Software Performance Optimization Heuristics

This article was first published in 2014

The following graphic has been used to frame various software performance optimization techniques. It is not a comprehensive inventory of all software performance optimization techniques or concerns. Still, it serves a purpose in managing the amount of effort that, in general, should be spent on each technique outside of extreme cases.
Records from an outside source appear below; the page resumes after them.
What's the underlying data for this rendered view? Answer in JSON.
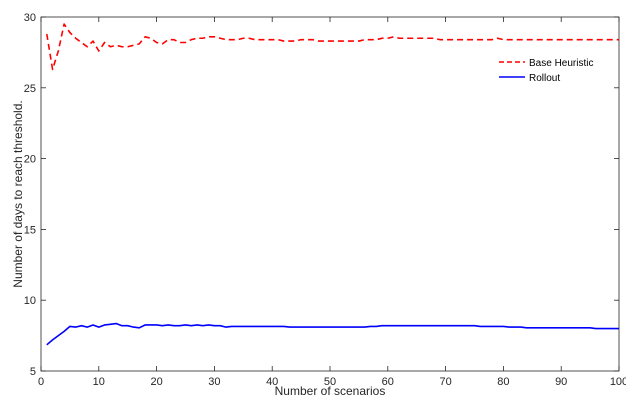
{
  "chart_data": {
    "type": "line",
    "title": "",
    "xlabel": "Number of scenarios",
    "ylabel": "Number of days to reach threshold.",
    "xlim": [
      0,
      100
    ],
    "ylim": [
      5,
      30
    ],
    "xticks": [
      0,
      10,
      20,
      30,
      40,
      50,
      60,
      70,
      80,
      90,
      100
    ],
    "yticks": [
      5,
      10,
      15,
      20,
      25,
      30
    ],
    "grid": false,
    "legend_position": "top-right",
    "series": [
      {
        "name": "Base Heuristic",
        "color": "#ff0000",
        "line_style": "dashed",
        "x": [
          1,
          2,
          3,
          4,
          5,
          6,
          7,
          8,
          9,
          10,
          11,
          12,
          13,
          14,
          15,
          16,
          17,
          18,
          19,
          20,
          21,
          22,
          23,
          24,
          25,
          26,
          27,
          28,
          29,
          30,
          31,
          32,
          33,
          34,
          35,
          36,
          37,
          38,
          39,
          40,
          41,
          42,
          43,
          44,
          45,
          46,
          47,
          48,
          49,
          50,
          51,
          52,
          53,
          54,
          55,
          56,
          57,
          58,
          59,
          60,
          61,
          62,
          63,
          64,
          65,
          66,
          67,
          68,
          69,
          70,
          71,
          72,
          73,
          74,
          75,
          76,
          77,
          78,
          79,
          80,
          81,
          82,
          83,
          84,
          85,
          86,
          87,
          88,
          89,
          90,
          91,
          92,
          93,
          94,
          95,
          96,
          97,
          98,
          99,
          100
        ],
        "y": [
          28.8,
          26.3,
          27.6,
          29.5,
          28.9,
          28.5,
          28.2,
          27.9,
          28.3,
          27.6,
          28.2,
          27.9,
          28.0,
          27.9,
          27.9,
          28.0,
          28.1,
          28.6,
          28.5,
          28.2,
          28.1,
          28.4,
          28.4,
          28.2,
          28.2,
          28.4,
          28.5,
          28.5,
          28.6,
          28.6,
          28.5,
          28.4,
          28.4,
          28.4,
          28.5,
          28.5,
          28.4,
          28.4,
          28.4,
          28.4,
          28.4,
          28.3,
          28.3,
          28.3,
          28.4,
          28.4,
          28.4,
          28.3,
          28.3,
          28.3,
          28.3,
          28.3,
          28.3,
          28.3,
          28.3,
          28.4,
          28.4,
          28.4,
          28.5,
          28.5,
          28.6,
          28.5,
          28.5,
          28.5,
          28.5,
          28.5,
          28.5,
          28.5,
          28.4,
          28.4,
          28.4,
          28.4,
          28.4,
          28.4,
          28.4,
          28.4,
          28.4,
          28.4,
          28.5,
          28.4,
          28.4,
          28.4,
          28.4,
          28.4,
          28.4,
          28.4,
          28.4,
          28.4,
          28.4,
          28.4,
          28.4,
          28.4,
          28.4,
          28.4,
          28.4,
          28.4,
          28.4,
          28.4,
          28.4,
          28.4
        ]
      },
      {
        "name": "Rollout",
        "color": "#0000ff",
        "line_style": "solid",
        "x": [
          1,
          2,
          3,
          4,
          5,
          6,
          7,
          8,
          9,
          10,
          11,
          12,
          13,
          14,
          15,
          16,
          17,
          18,
          19,
          20,
          21,
          22,
          23,
          24,
          25,
          26,
          27,
          28,
          29,
          30,
          31,
          32,
          33,
          34,
          35,
          36,
          37,
          38,
          39,
          40,
          41,
          42,
          43,
          44,
          45,
          46,
          47,
          48,
          49,
          50,
          51,
          52,
          53,
          54,
          55,
          56,
          57,
          58,
          59,
          60,
          61,
          62,
          63,
          64,
          65,
          66,
          67,
          68,
          69,
          70,
          71,
          72,
          73,
          74,
          75,
          76,
          77,
          78,
          79,
          80,
          81,
          82,
          83,
          84,
          85,
          86,
          87,
          88,
          89,
          90,
          91,
          92,
          93,
          94,
          95,
          96,
          97,
          98,
          99,
          100
        ],
        "y": [
          6.85,
          7.2,
          7.5,
          7.8,
          8.15,
          8.1,
          8.2,
          8.1,
          8.25,
          8.1,
          8.25,
          8.3,
          8.35,
          8.2,
          8.2,
          8.1,
          8.05,
          8.25,
          8.25,
          8.25,
          8.2,
          8.25,
          8.2,
          8.2,
          8.25,
          8.2,
          8.25,
          8.2,
          8.25,
          8.2,
          8.2,
          8.1,
          8.15,
          8.15,
          8.15,
          8.15,
          8.15,
          8.15,
          8.15,
          8.15,
          8.15,
          8.15,
          8.1,
          8.1,
          8.1,
          8.1,
          8.1,
          8.1,
          8.1,
          8.1,
          8.1,
          8.1,
          8.1,
          8.1,
          8.1,
          8.1,
          8.15,
          8.15,
          8.2,
          8.2,
          8.2,
          8.2,
          8.2,
          8.2,
          8.2,
          8.2,
          8.2,
          8.2,
          8.2,
          8.2,
          8.2,
          8.2,
          8.2,
          8.2,
          8.2,
          8.15,
          8.15,
          8.15,
          8.15,
          8.15,
          8.1,
          8.1,
          8.1,
          8.05,
          8.05,
          8.05,
          8.05,
          8.05,
          8.05,
          8.05,
          8.05,
          8.05,
          8.05,
          8.05,
          8.05,
          8.0,
          8.0,
          8.0,
          8.0,
          8.0
        ]
      }
    ]
  }
}
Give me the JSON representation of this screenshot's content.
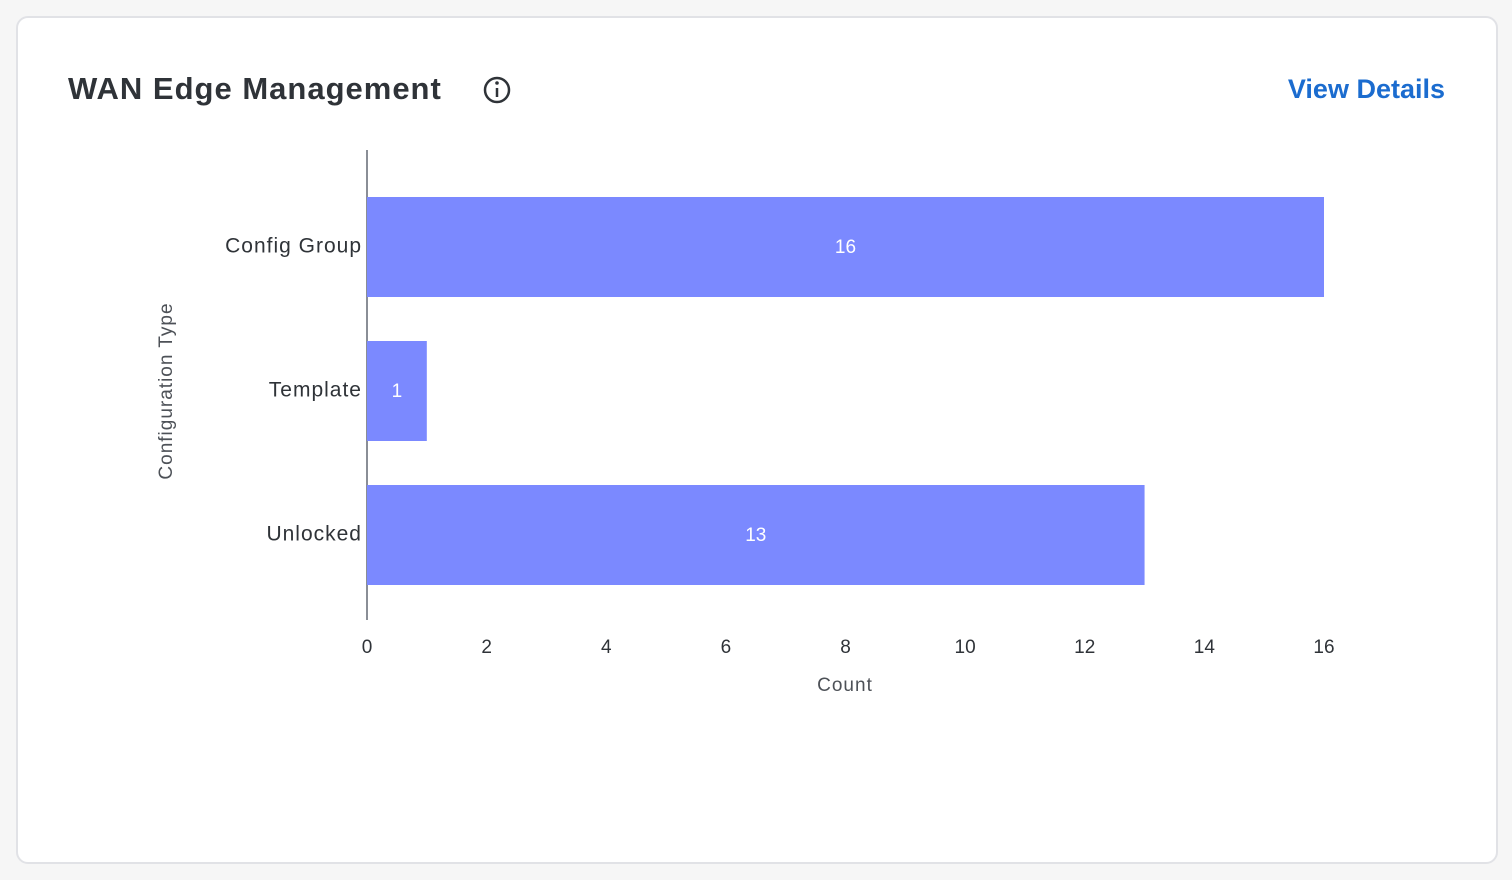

The left side is your typical localized bottom-up approach to speeding up code execution steps. Most developers involved in performance improvement efforts start on the left side because it feels less abstract and much more tangible than system dynamics or software adaptation, both of which require a much higher level of understanding of precisely what happens outside of the code editor. On the right side, the focus is on manipulating or mirroring system execution behavior to globally control, circulate, and conserve costs associated with coordination, contention, congestion, consumption, and coherence—a top-down viewpoint.

The left side addresses local execution efficiency; the right is more global execution intelligence. But in the middle, we have execution heuristics, which should be viewed as the first and fundamental step towards making software intelligence—a smartness independent of a particular benchmark environment. Once ascertained and adequately assessed, performance heuristics should feed back into many other optimization activities on either side.

It is easy to focus efforts on micro-benchmarking, though generally, the improvements reported rarely translate into measurable gains of the same magnitude within a real-world environment far noisier than a micro-benchmark.

It can prove counterproductive when it places more stress elsewhere in the pipeline processing. A developer can waste enormous time chopping off branches here and there and never acquire a fundamental understanding of the forest they or their applications operate within. Each branch chop can be rewarding but frustrating when one steps back and sees the negligible impact in a much broader context. Unless the forest only holds a few trees, a micro-service, or low latency service, it’s far too easy to lose all sense of perspective the longer one stays and stares.

Heuristic refers to experience-based techniques for problem-solving, learning, and discovery that find a solution that is not guaranteed optimal but good enough for a given set of goals. Where the exhaustive search is impractical, heuristic methods are used to speed up the process of finding a satisfactory solution via mental shortcuts to ease the cognitive load of making a decision. Examples of this method include using a rule of thumb, an educated guess, an intuitive judgment, stereotyping, or common sense. More precisely, heuristics are strategies using readily accessible, though loosely applicable, information to control the problem-solving in human beings and machines. – Wikipedia

The above definition of a heuristic emphasizes experience codified in rules of thumb and strategies. However, during countless troubleshooting engagements, it seems developers rely far more on expectation than experience in writing efficient code. This could be because there is still not enough attention given to observing how software machines execute, in the sense of motioned activity, and not some disconnected metric created to feed an illusion of control held within by operational teams in looking over many dashboards.

Looking at many of the case studies by an application performance monitoring vendor, you repeatedly encounter the “surprise” that developers experience when the product solution throws up some data into a dashboard that hints at an underlying performance or scalability issue. This is the big selling point here, but as a supposedly engineering profession, should we be surprised when we learn how our creations execute and service others?

The devotion to our software creations needs to extend further into the lifecycle. One such extension would be to give software memories that can be recalled and perceived by a developer, operator, or even the software itself for offline and online behavior and prediction training. Most software performance visualizations render aggregate data but not the motion of software activity at a level that lends well to how humans process sensory data in the physical world. To acquire the knowledge of suitable software performance heuristics, developers must experience software execution in a new, more modern manner – a simulated environment of episodic machine memory replay.